VR supports active language learning. At this point, it is also worth mentioning that open public VR platforms such as AltspaceVR, where each of us can talk to users of this platform (and more precisely, users’ avatars) from around the world, are using virtual reality glasses and practicing their language skills at the same time.

Industry sectors using virtual and augmented reality

It is difficult to indicate the industry leader in VR; simulations are carried out by companies in the automotive, energy, financial and logistics industries, followed by companies involved in the production of machinery and equipment. Large enterprises around the world tend to use these technologies. However, medium and small companies are also increasingly turning to VR / AR solutions and applications.

VR in training: an employers' guide

Technological challenges

As I mentioned at the beginning, the technologies of virtual and augmented reality are relatively new. Currently, there are many producers of VR and AR spectacles on the market that differ not only in image quality but also in functionalities (i.e. way of moving in space, the range of use of controllers). The type of technology we use will also depend on the training context, i.e. whether we choose to use glasses that work independently of the computer (standalone) or use glasses that work with a computer (desktop or laptop). In turn, the selection of peripheral equipment will depend on the type of spectacles. What’s important – most of the virtual reality platforms work in a multiplayer environment.


The usage of AR/VR in training provides a wide spectrum of benefits. Consider it as a perfect tool for reduction of costs related to conducting training in the company – by limiting the need to exclude machines and equipment from operating activities for the duration of training. They can also help prevent avoiding dangerous situations as a tool supporting the safety of workplaces.

Both technologies support the broadly understood effectiveness by shortening the time of employee training – thanks to the simulation we learn faster, we also remember better. This applies to competence in the form of knowledge, as well as skills and attitudes. VR and AR provide the opportunity to learn by simulating real situations, including dangerous ones, with greater employee involvement resulting in the higher attractiveness of this type of solutions.
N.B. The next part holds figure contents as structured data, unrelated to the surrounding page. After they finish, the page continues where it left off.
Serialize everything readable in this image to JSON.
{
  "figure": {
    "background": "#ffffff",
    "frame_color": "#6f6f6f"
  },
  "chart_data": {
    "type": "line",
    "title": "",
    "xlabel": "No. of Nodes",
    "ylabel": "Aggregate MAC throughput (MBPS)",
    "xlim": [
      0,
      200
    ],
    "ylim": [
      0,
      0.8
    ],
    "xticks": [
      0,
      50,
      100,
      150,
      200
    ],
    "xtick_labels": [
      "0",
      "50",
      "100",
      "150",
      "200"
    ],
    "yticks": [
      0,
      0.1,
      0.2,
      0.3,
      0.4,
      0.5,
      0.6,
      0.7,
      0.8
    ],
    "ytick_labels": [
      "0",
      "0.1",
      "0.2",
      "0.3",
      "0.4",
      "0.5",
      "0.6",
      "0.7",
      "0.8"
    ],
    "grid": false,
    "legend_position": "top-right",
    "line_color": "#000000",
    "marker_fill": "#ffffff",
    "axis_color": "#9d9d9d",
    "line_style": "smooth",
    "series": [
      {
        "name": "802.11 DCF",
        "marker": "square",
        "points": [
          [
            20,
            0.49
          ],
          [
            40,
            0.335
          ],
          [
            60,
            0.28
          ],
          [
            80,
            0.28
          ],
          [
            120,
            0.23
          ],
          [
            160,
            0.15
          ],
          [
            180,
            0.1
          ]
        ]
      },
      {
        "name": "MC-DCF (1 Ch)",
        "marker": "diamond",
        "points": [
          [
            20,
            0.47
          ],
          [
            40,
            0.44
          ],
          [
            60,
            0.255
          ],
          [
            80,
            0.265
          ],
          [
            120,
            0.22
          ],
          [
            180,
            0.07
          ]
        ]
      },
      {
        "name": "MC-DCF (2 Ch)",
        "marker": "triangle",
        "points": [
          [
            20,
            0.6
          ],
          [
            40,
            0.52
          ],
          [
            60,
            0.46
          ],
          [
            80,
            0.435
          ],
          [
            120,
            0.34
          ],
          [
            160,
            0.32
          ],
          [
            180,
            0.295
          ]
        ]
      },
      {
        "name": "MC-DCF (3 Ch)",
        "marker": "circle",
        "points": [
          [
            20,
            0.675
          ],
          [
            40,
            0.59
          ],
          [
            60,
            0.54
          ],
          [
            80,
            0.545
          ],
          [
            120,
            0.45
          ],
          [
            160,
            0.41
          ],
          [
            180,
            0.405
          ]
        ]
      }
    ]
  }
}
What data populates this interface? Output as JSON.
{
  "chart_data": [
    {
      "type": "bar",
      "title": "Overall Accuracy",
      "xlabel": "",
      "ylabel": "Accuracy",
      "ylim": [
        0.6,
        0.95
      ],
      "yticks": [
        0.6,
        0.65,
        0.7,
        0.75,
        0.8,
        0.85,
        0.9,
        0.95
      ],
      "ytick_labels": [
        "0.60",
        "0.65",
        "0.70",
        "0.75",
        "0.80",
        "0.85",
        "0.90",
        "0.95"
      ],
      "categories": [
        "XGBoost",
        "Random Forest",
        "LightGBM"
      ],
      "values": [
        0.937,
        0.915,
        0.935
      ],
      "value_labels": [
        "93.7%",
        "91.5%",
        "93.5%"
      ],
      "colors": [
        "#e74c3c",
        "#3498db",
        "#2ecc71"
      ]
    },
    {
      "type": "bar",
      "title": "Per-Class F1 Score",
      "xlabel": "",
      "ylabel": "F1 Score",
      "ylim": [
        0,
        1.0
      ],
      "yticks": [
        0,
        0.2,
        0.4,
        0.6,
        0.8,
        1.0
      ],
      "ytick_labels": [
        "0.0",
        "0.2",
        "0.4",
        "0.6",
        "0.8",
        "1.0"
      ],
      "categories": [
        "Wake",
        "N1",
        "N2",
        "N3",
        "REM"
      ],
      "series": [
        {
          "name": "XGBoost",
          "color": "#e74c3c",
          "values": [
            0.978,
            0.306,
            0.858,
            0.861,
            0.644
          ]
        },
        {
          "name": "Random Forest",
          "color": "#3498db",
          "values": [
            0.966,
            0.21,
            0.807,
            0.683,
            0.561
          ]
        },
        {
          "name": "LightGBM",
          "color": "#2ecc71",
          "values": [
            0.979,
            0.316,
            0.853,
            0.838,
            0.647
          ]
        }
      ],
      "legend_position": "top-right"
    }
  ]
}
It does also give the opportunity to use gamification and freedom of choice, time and place of training. As a result, we save time and lower the costs of training. The advantages here can be demonstrated by the fact that Volkswagen announced that in 2018 more than 10,000 employees will be trained using VR/AR. It is worth mentioning that the following technologies are suitable for different styles of learning thanks to the ability to affect many human senses.
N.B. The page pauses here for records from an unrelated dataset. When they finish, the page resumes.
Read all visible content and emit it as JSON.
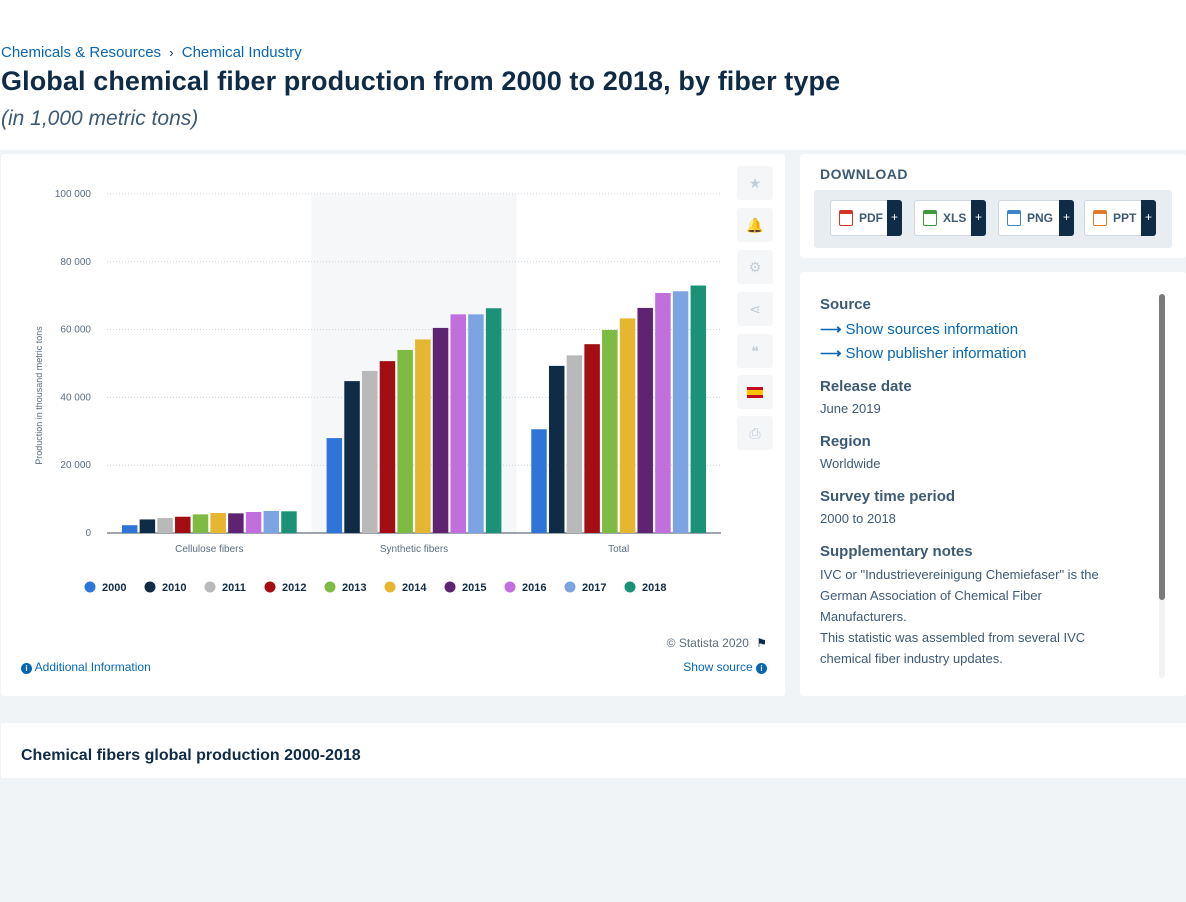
{
  "breadcrumb": [
    {
      "label": "Chemicals & Resources"
    },
    {
      "label": "Chemical Industry"
    }
  ],
  "breadcrumb_separator": "›",
  "title": "Global chemical fiber production from 2000 to 2018, by fiber type",
  "subtitle": "(in 1,000 metric tons)",
  "chart_data": {
    "type": "bar",
    "categories": [
      "Cellulose fibers",
      "Synthetic fibers",
      "Total"
    ],
    "series": [
      {
        "name": "2000",
        "color": "#2f75d8",
        "values": [
          2300,
          28000,
          30600
        ]
      },
      {
        "name": "2010",
        "color": "#0f2b46",
        "values": [
          4000,
          44800,
          49300
        ]
      },
      {
        "name": "2011",
        "color": "#b9b9b9",
        "values": [
          4400,
          47800,
          52400
        ]
      },
      {
        "name": "2012",
        "color": "#a30e15",
        "values": [
          4800,
          50700,
          55700
        ]
      },
      {
        "name": "2013",
        "color": "#7dbb42",
        "values": [
          5500,
          54000,
          59900
        ]
      },
      {
        "name": "2014",
        "color": "#e5b731",
        "values": [
          5900,
          57100,
          63300
        ]
      },
      {
        "name": "2015",
        "color": "#5e2472",
        "values": [
          5800,
          60500,
          66400
        ]
      },
      {
        "name": "2016",
        "color": "#c06fdd",
        "values": [
          6200,
          64500,
          70800
        ]
      },
      {
        "name": "2017",
        "color": "#7ca4e2",
        "values": [
          6500,
          64500,
          71300
        ]
      },
      {
        "name": "2018",
        "color": "#1b9277",
        "values": [
          6400,
          66300,
          73000
        ]
      }
    ],
    "ylabel": "Production in thousand metric tons",
    "ylim": [
      0,
      100000
    ],
    "yticks": [
      "0",
      "20 000",
      "40 000",
      "60 000",
      "80 000",
      "100 000"
    ],
    "ytick_values": [
      0,
      20000,
      40000,
      60000,
      80000,
      100000
    ],
    "grid": true,
    "legend": "bottom",
    "highlight_category": "Synthetic fibers"
  },
  "sidebar_tools": [
    {
      "name": "favorite",
      "icon": "star-icon",
      "glyph": "★"
    },
    {
      "name": "notification",
      "icon": "bell-icon",
      "glyph": "🔔"
    },
    {
      "name": "settings",
      "icon": "gear-icon",
      "glyph": "⚙"
    },
    {
      "name": "share",
      "icon": "share-icon",
      "glyph": "⋖"
    },
    {
      "name": "cite",
      "icon": "quote-icon",
      "glyph": "❝"
    },
    {
      "name": "language",
      "icon": "spain-flag-icon",
      "glyph": ""
    },
    {
      "name": "print",
      "icon": "printer-icon",
      "glyph": "⎙"
    }
  ],
  "copyright": "© Statista 2020",
  "additional_information": "Additional Information",
  "show_source": "Show source",
  "download": {
    "title": "DOWNLOAD",
    "buttons": [
      {
        "label": "PDF",
        "color": "#d0352c"
      },
      {
        "label": "XLS",
        "color": "#3d9a3a"
      },
      {
        "label": "PNG",
        "color": "#3a86c8"
      },
      {
        "label": "PPT",
        "color": "#e07b2a"
      }
    ],
    "plus": "+"
  },
  "info": {
    "source_label": "Source",
    "show_sources": "Show sources information",
    "show_publisher": "Show publisher information",
    "release_date_label": "Release date",
    "release_date": "June 2019",
    "region_label": "Region",
    "region": "Worldwide",
    "survey_period_label": "Survey time period",
    "survey_period": "2000 to 2018",
    "notes_label": "Supplementary notes",
    "notes_1": "IVC or \"Industrievereinigung Chemiefaser\" is the German Association of Chemical Fiber Manufacturers.",
    "notes_2": "This statistic was assembled from several IVC chemical fiber industry updates."
  },
  "related": {
    "title": "Chemical fibers global production 2000-2018"
  }
}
New technologies tend to attract innovators, but when planning to implement a VR or AR training, you should consider what value they have for the organization and whether their use will bring the expected results. The novelty of these technologies is obviously attractive from the point of view of any company that wants to be modern. It’s important to obtain actual results which should determine the decision to implement. It may also be helpful to look at external consultants or people who have implemented these technologies in their companies. In the end, you always have to consider the cost-effectiveness of the change. The profit and potential risk will determine the implementation of new technology.